Question

A certain radioactive isotope decays at a rate of 0.125% per year. Determine the half-life of this isotope, to the nearest year.

Answer 1

The half-life of this isotope is of 554 years.

Explanation:

The amount of the radioactive isotope remaining after t years is given by the following equation:

`P(t) = P(0)(1-r)^(t)`

In which P(0) is the initial amount and r is the yearly rate that it decays, as a decimal.

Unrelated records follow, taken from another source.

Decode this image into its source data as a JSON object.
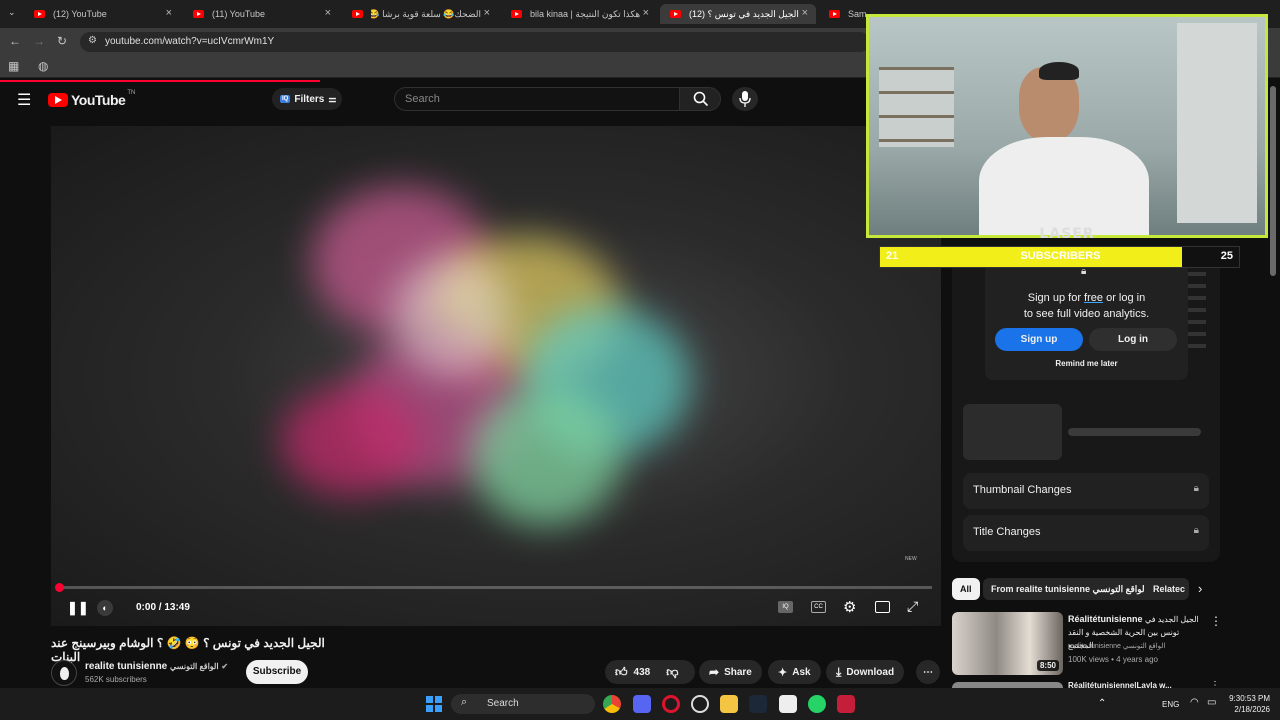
{
  "browser": {
    "tabs": [
      {
        "title": "(12) YouTube",
        "active": false
      },
      {
        "title": "(11) YouTube",
        "active": false
      },
      {
        "title": "الضحك😂 سلعة قوية برشا 😂😂",
        "active": false
      },
      {
        "title": "bila kinaa | هكذا تكون النتيجة!!...",
        "active": false
      },
      {
        "title": "(12) الجيل الجديد في تونس ؟!",
        "active": true
      },
      {
        "title": "Sam...",
        "active": false
      }
    ],
    "url": "youtube.com/watch?v=ucIVcmrWm1Y"
  },
  "youtube": {
    "logo_text": "YouTube",
    "logo_sup": "TN",
    "filters_label": "Filters",
    "filters_badge": "IQ",
    "search_placeholder": "Search"
  },
  "player": {
    "time": "0:00 / 13:49",
    "watermark": "NEW"
  },
  "video": {
    "title": "الجيل الجديد في تونس ؟ 😳 🤣 ؟ الوشام وبيرسينج عند البنات",
    "channel_name": "realite tunisienne",
    "channel_arabic": "الواقع التونسي",
    "subscribers": "562K subscribers",
    "subscribe_label": "Subscribe",
    "likes": "438",
    "share_label": "Share",
    "ask_label": "Ask",
    "download_label": "Download"
  },
  "analytics_popup": {
    "line1_prefix": "Sign up for ",
    "line1_free": "free",
    "line1_suffix": " or log in",
    "line2": "to see full video analytics.",
    "signup_label": "Sign up",
    "login_label": "Log in",
    "remind_label": "Remind me later"
  },
  "locked_rows": [
    {
      "label": "Thumbnail Changes"
    },
    {
      "label": "Title Changes"
    }
  ],
  "chips": {
    "all": "All",
    "from": "From realite tunisienne الواقع التونسي",
    "related": "Relatec"
  },
  "recommended": {
    "title_latin": "Réalitétunisienne",
    "title_arabic": "الجيل الجديد في تونس بين الحرية الشخصية و النقد المجتمع",
    "channel": "realite tunisienne الواقع التونسي",
    "meta": "100K views • 4 years ago",
    "duration": "8:50",
    "next_title": "Réalitétunisienne|Layla w..."
  },
  "stream_overlay": {
    "name": "LASER",
    "sub_current": "21",
    "sub_label": "SUBSCRIBERS",
    "sub_goal": "25",
    "sub_progress": 0.84
  },
  "taskbar": {
    "search_label": "Search",
    "lang": "ENG",
    "time": "9:30:53 PM",
    "date": "2/18/2026"
  }
}
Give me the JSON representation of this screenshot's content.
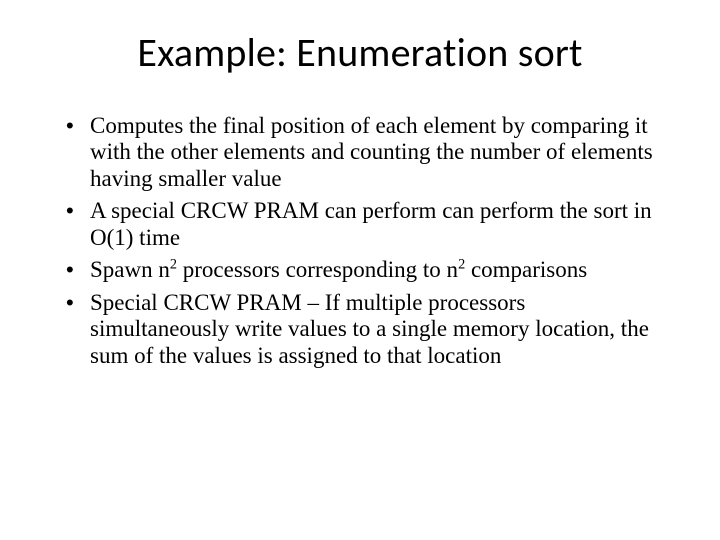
{
  "slide": {
    "title": "Example: Enumeration sort",
    "bullets": [
      {
        "html": "Computes the final position of each element by comparing it with the other elements and counting the number of elements having smaller value"
      },
      {
        "html": "A special CRCW PRAM can perform can perform the sort in O(1) time"
      },
      {
        "html": "Spawn n<sup>2</sup> processors corresponding to n<sup>2</sup> comparisons"
      },
      {
        "html": "Special CRCW PRAM – If multiple processors simultaneously write values to a single memory location, the sum of the values is assigned to that location"
      }
    ]
  }
}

A certain radioactive isotope decays at a rate of 0.125% per year.

This means that
`r = 0.00125`

Then

`P(t) = P(0)(1-0.00125)^(t)`

`P(t) = P(0)(0.99875)^(t)`

Determine the half-life of this isotope, to the nearest year.

This t for which
`P(t) = 0.5P(0)`

Then

`P(t) = P(0)(0.99875)^(t)`

`0.5P(0) = P(0)(0.99875)^(t)`

`(0.99875)^(t) = 0.5`

`\log{(0.99875)^(t)} = \log{0.5}`

`t\log{0.99875} = \log{0.5}`

`t = \frac{\log{0.5}}{\log{0.99875}}`

`t = 554.17`

Rounding to the neearest year

The half-life of this isotope is of 554 years.